My first day there, we took a day trip to Visoko, a nearby town with a budding claim to fame. It’s often been joked about that a particular hill in Visoko resembles a pyramid but only recently after viewing below the surface via satellite, it’s been purported that there is actually a pyramid underneath. To many anthropologists and other scientists this is a wild claim made by a man lacking credentials but excavation began not one month ago and I got to see what’s been uncovered so far. And here is shot of me at the top standing next to the Bosnia and Herzegovinian flag.

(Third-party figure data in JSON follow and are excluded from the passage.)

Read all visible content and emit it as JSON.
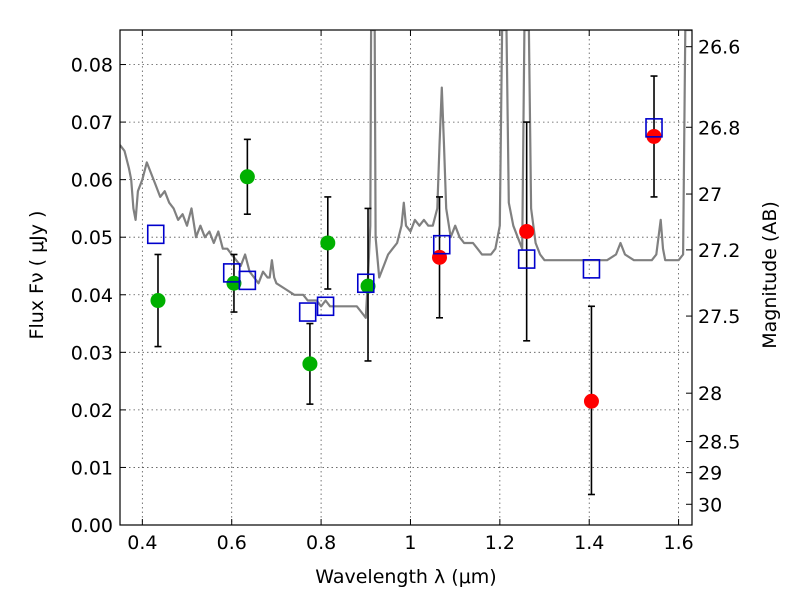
{
  "chart_data": {
    "type": "scatter",
    "xlabel": "Wavelength  λ (μm)",
    "ylabel": "Flux  Fν  ( μJy )",
    "ylabel_right": "Magnitude (AB)",
    "xlim": [
      0.35,
      1.63
    ],
    "ylim": [
      0.0,
      0.086
    ],
    "grid": true,
    "x_ticks": [
      0.4,
      0.6,
      0.8,
      1.0,
      1.2,
      1.4,
      1.6
    ],
    "x_tick_labels": [
      "0.4",
      "0.6",
      "0.8",
      "1",
      "1.2",
      "1.4",
      "1.6"
    ],
    "y_ticks": [
      0.0,
      0.01,
      0.02,
      0.03,
      0.04,
      0.05,
      0.06,
      0.07,
      0.08
    ],
    "y_tick_labels": [
      "0.00",
      "0.01",
      "0.02",
      "0.03",
      "0.04",
      "0.05",
      "0.06",
      "0.07",
      "0.08"
    ],
    "right_ticks": [
      {
        "label": "26.6",
        "flux": 0.0831
      },
      {
        "label": "26.8",
        "flux": 0.0691
      },
      {
        "label": "27",
        "flux": 0.0575
      },
      {
        "label": "27.2",
        "flux": 0.0478
      },
      {
        "label": "27.5",
        "flux": 0.0363
      },
      {
        "label": "28",
        "flux": 0.0229
      },
      {
        "label": "28.5",
        "flux": 0.0145
      },
      {
        "label": "29",
        "flux": 0.0091
      },
      {
        "label": "30",
        "flux": 0.0036
      }
    ],
    "series": [
      {
        "kind": "line",
        "color": "#808080",
        "points": [
          [
            0.35,
            0.066
          ],
          [
            0.36,
            0.065
          ],
          [
            0.37,
            0.062
          ],
          [
            0.375,
            0.06
          ],
          [
            0.38,
            0.055
          ],
          [
            0.385,
            0.053
          ],
          [
            0.39,
            0.058
          ],
          [
            0.4,
            0.06
          ],
          [
            0.41,
            0.063
          ],
          [
            0.42,
            0.061
          ],
          [
            0.43,
            0.059
          ],
          [
            0.44,
            0.057
          ],
          [
            0.45,
            0.058
          ],
          [
            0.46,
            0.056
          ],
          [
            0.47,
            0.055
          ],
          [
            0.48,
            0.053
          ],
          [
            0.49,
            0.054
          ],
          [
            0.5,
            0.052
          ],
          [
            0.51,
            0.055
          ],
          [
            0.52,
            0.05
          ],
          [
            0.53,
            0.052
          ],
          [
            0.54,
            0.05
          ],
          [
            0.55,
            0.051
          ],
          [
            0.56,
            0.049
          ],
          [
            0.57,
            0.051
          ],
          [
            0.58,
            0.048
          ],
          [
            0.59,
            0.048
          ],
          [
            0.6,
            0.047
          ],
          [
            0.61,
            0.046
          ],
          [
            0.62,
            0.045
          ],
          [
            0.63,
            0.047
          ],
          [
            0.64,
            0.044
          ],
          [
            0.65,
            0.043
          ],
          [
            0.66,
            0.042
          ],
          [
            0.67,
            0.044
          ],
          [
            0.68,
            0.043
          ],
          [
            0.685,
            0.043
          ],
          [
            0.69,
            0.046
          ],
          [
            0.695,
            0.043
          ],
          [
            0.7,
            0.042
          ],
          [
            0.72,
            0.041
          ],
          [
            0.74,
            0.04
          ],
          [
            0.76,
            0.04
          ],
          [
            0.77,
            0.039
          ],
          [
            0.79,
            0.039
          ],
          [
            0.8,
            0.038
          ],
          [
            0.81,
            0.039
          ],
          [
            0.82,
            0.038
          ],
          [
            0.84,
            0.038
          ],
          [
            0.86,
            0.038
          ],
          [
            0.88,
            0.038
          ],
          [
            0.89,
            0.037
          ],
          [
            0.9,
            0.036
          ],
          [
            0.905,
            0.043
          ],
          [
            0.91,
            0.052
          ],
          [
            0.912,
            0.086
          ],
          [
            0.92,
            0.086
          ],
          [
            0.922,
            0.05
          ],
          [
            0.93,
            0.043
          ],
          [
            0.94,
            0.045
          ],
          [
            0.95,
            0.047
          ],
          [
            0.96,
            0.048
          ],
          [
            0.97,
            0.049
          ],
          [
            0.98,
            0.052
          ],
          [
            0.985,
            0.056
          ],
          [
            0.99,
            0.052
          ],
          [
            1.0,
            0.051
          ],
          [
            1.01,
            0.053
          ],
          [
            1.02,
            0.052
          ],
          [
            1.03,
            0.053
          ],
          [
            1.04,
            0.052
          ],
          [
            1.05,
            0.052
          ],
          [
            1.06,
            0.055
          ],
          [
            1.065,
            0.066
          ],
          [
            1.07,
            0.076
          ],
          [
            1.075,
            0.066
          ],
          [
            1.08,
            0.055
          ],
          [
            1.09,
            0.05
          ],
          [
            1.1,
            0.052
          ],
          [
            1.11,
            0.05
          ],
          [
            1.12,
            0.049
          ],
          [
            1.13,
            0.049
          ],
          [
            1.14,
            0.049
          ],
          [
            1.15,
            0.048
          ],
          [
            1.16,
            0.047
          ],
          [
            1.17,
            0.047
          ],
          [
            1.18,
            0.047
          ],
          [
            1.19,
            0.048
          ],
          [
            1.2,
            0.052
          ],
          [
            1.205,
            0.086
          ],
          [
            1.215,
            0.086
          ],
          [
            1.22,
            0.056
          ],
          [
            1.23,
            0.052
          ],
          [
            1.24,
            0.05
          ],
          [
            1.25,
            0.048
          ],
          [
            1.255,
            0.086
          ],
          [
            1.265,
            0.086
          ],
          [
            1.27,
            0.055
          ],
          [
            1.28,
            0.049
          ],
          [
            1.29,
            0.047
          ],
          [
            1.3,
            0.046
          ],
          [
            1.31,
            0.046
          ],
          [
            1.33,
            0.046
          ],
          [
            1.35,
            0.046
          ],
          [
            1.37,
            0.046
          ],
          [
            1.39,
            0.046
          ],
          [
            1.4,
            0.046
          ],
          [
            1.42,
            0.046
          ],
          [
            1.44,
            0.046
          ],
          [
            1.46,
            0.047
          ],
          [
            1.47,
            0.049
          ],
          [
            1.48,
            0.047
          ],
          [
            1.5,
            0.046
          ],
          [
            1.52,
            0.046
          ],
          [
            1.54,
            0.046
          ],
          [
            1.55,
            0.047
          ],
          [
            1.56,
            0.053
          ],
          [
            1.565,
            0.048
          ],
          [
            1.57,
            0.046
          ],
          [
            1.58,
            0.046
          ],
          [
            1.59,
            0.046
          ],
          [
            1.6,
            0.046
          ],
          [
            1.61,
            0.047
          ],
          [
            1.615,
            0.086
          ],
          [
            1.63,
            0.086
          ]
        ]
      },
      {
        "kind": "points",
        "marker": "circle",
        "color": "#00b000",
        "points": [
          {
            "x": 0.435,
            "y": 0.039,
            "err": [
              0.031,
              0.047
            ]
          },
          {
            "x": 0.605,
            "y": 0.042,
            "err": [
              0.037,
              0.047
            ]
          },
          {
            "x": 0.635,
            "y": 0.0605,
            "err": [
              0.054,
              0.067
            ]
          },
          {
            "x": 0.775,
            "y": 0.028,
            "err": [
              0.021,
              0.035
            ]
          },
          {
            "x": 0.815,
            "y": 0.049,
            "err": [
              0.041,
              0.057
            ]
          },
          {
            "x": 0.905,
            "y": 0.0415,
            "err": [
              0.0285,
              0.055
            ]
          }
        ]
      },
      {
        "kind": "points",
        "marker": "circle",
        "color": "#ff0000",
        "points": [
          {
            "x": 1.065,
            "y": 0.0465,
            "err": [
              0.036,
              0.057
            ]
          },
          {
            "x": 1.26,
            "y": 0.051,
            "err": [
              0.032,
              0.07
            ]
          },
          {
            "x": 1.405,
            "y": 0.0215,
            "err": [
              0.0053,
              0.038
            ]
          },
          {
            "x": 1.545,
            "y": 0.0675,
            "err": [
              0.057,
              0.078
            ]
          }
        ]
      },
      {
        "kind": "points",
        "marker": "square-open",
        "color": "#0000cc",
        "points": [
          {
            "x": 0.43,
            "y": 0.0505
          },
          {
            "x": 0.6,
            "y": 0.0438
          },
          {
            "x": 0.635,
            "y": 0.0425
          },
          {
            "x": 0.77,
            "y": 0.037
          },
          {
            "x": 0.81,
            "y": 0.038
          },
          {
            "x": 0.9,
            "y": 0.042
          },
          {
            "x": 1.07,
            "y": 0.0487
          },
          {
            "x": 1.26,
            "y": 0.0462
          },
          {
            "x": 1.405,
            "y": 0.0445
          },
          {
            "x": 1.545,
            "y": 0.069
          }
        ]
      }
    ]
  }
}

I’m no expert so don’t ask me if this is a legit pyramid. Just remember that if it turns out to be Europe’s first discovered pyramid, I saw it first and if it’s bogus, well, I told you so. The pyramid has lots of Bosnians excited because this would be Europe’s greatest tourist attraction and the country could use the influx of capital to help stabilize it’s fractured politcal union with the Republica Serbska and raise the standard of living of it’s people, in general. You can read up on the pyramid at www.piramidasunca.ba
The next day I visited the Tunnel Museum which is pretty interesting. Basically, the Sarajevans built this tunnel underneath the UN controlled airport to connect the Free Zone with areas under seige by the Serbs during the war. It was a literal lifeline allowing for transport of goods, civilians, soldiers, fuel, and even electricity. Without it, Sarajevo probably would have fallen, likely 300,000 more people would have been executed, and the area might be very different today.
The rest of my time in Sarajevo I spent hanging out with a group of locals, students to whom Theresa introduced me. Here a couple shots of us wylin out in Ildijana’s apartment one night, enhanced by the blue LED lighter I came to love and one of Selma out in main square of the city.
Sarajevo is a multi-ethnic place with a Mosque, Synagogue, Catholic, and an Orthodox Church all basically on the same street within 5 minutes of eachother. Old men play chess on oversized boards in the park and the place bustles with a Turkish style bazaar. After all, they were ruled by the Ottomans for centuries and they remain a pretty secular Muslim country today.
I had a great time hanging out, listening to Sevda (a type of traditional music), wathcing South Park DVDs in Theresa’s apartment, and of course, frequenting watering holes both common and chic. Everybody I met was interesting and hospitable. Plus the place has the silliest names for it’s snacks. Check out Theresa with a bag of Chipsy and my favorite-named snack, Barpy.
Anyplace with Barpy has to be said to be moving in the right direction. Bosnia is a beautiful place and for their sake, I hope the pyramid turns out to be real but if not, they’ll be OK. One thing about the people there (besides how cool they are) is that they are survivors.
After a week of good times in Sarajevo, next stop, Split, Croatia.